This article is 9 months old

October 25, 2019

As bus integration in Berkeley’s elementary schools was taking shape in the fall of 1968, an equally bold effort was developing at Berkeley High School (BHS): the creation of an African American (AFAM) Studies Department.

52 years ago, BHS’s Black Student Union (BSU) went on strike with an adamant demand for a new curriculum that represented the African-American portion of the student body. The School Board consented, and in the spring of ‘68 BHS enacted the first high school African American Studies Department in America — which remains the only such department in existence today.

The program consisted of eight courses: Afro-American History, African Civilization, Afro-American Economics, Afro-American Literature, Afro-American Journalism, African Dance, Swahili, and The History of Jazz.

African American teachers were also hired at the behest of the BSU. Clarence Hampton, the original Curriculum Associate for Black Studies, argued that African American educators would be able to establish a rapport with the African American students, empowering them with knowledge of shared identity. “There can be no real integration of the races,” attested Hampton, “until a Black person has respect for himself as a Black.”

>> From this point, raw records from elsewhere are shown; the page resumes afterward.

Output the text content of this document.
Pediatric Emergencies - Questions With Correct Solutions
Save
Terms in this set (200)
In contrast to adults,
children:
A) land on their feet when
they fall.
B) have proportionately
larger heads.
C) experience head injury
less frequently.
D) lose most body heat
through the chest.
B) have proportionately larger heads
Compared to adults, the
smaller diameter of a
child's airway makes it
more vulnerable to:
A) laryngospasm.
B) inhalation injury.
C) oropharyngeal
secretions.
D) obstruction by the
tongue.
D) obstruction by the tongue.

These classes were not only geared towards African American Students. White, Latino and Asian students were heavily encouraged to participate in the nascent Black Studies Program to earn a greater appreciation for African culture. The initial reception was a resounding success; over six hundred total students enrolled with others having to be placed on waiting lists.

Today, while classes like AFAM History, Literature, Economics, Journalism, and Swahili continue to be offered at BHS, there are fewer sections available with fewer students enrolling.

When I took AFAM history last year, it wasn’t my first choice. The prospect of being a minority for the first time in my life was daunting, and reflecting on my contributions to an unjust society was even less appealing.

However, I was quickly acquainted with a few of my classmates while we worked together on the “Create Your Ideal School” project at the beginning of the year. Learning about the Ten-Point Program of the Black Panther Party a few weeks later furthered my intrigue.

Every Friday, Mr. Pritchard held community circles, where we animatedly debated the meanings of our astrological signs and our favorite musical artists. By the time my group and I were presenting on the Reconstruction Era for our final project, I felt like I was part of a community.

In a class so susceptible to division, the continuity we summoned proved to be the ultimate catalyst in our greater understanding and respect of one another. Now, I can use my knowledge of AFAM history to contribute towards concerted efforts for integration and implore my peers to do the same. Without my experience last year, I would not be writing this column.

There is no greater need for community, support, and appreciation than in classes such as AFAM History and in schools like BHS.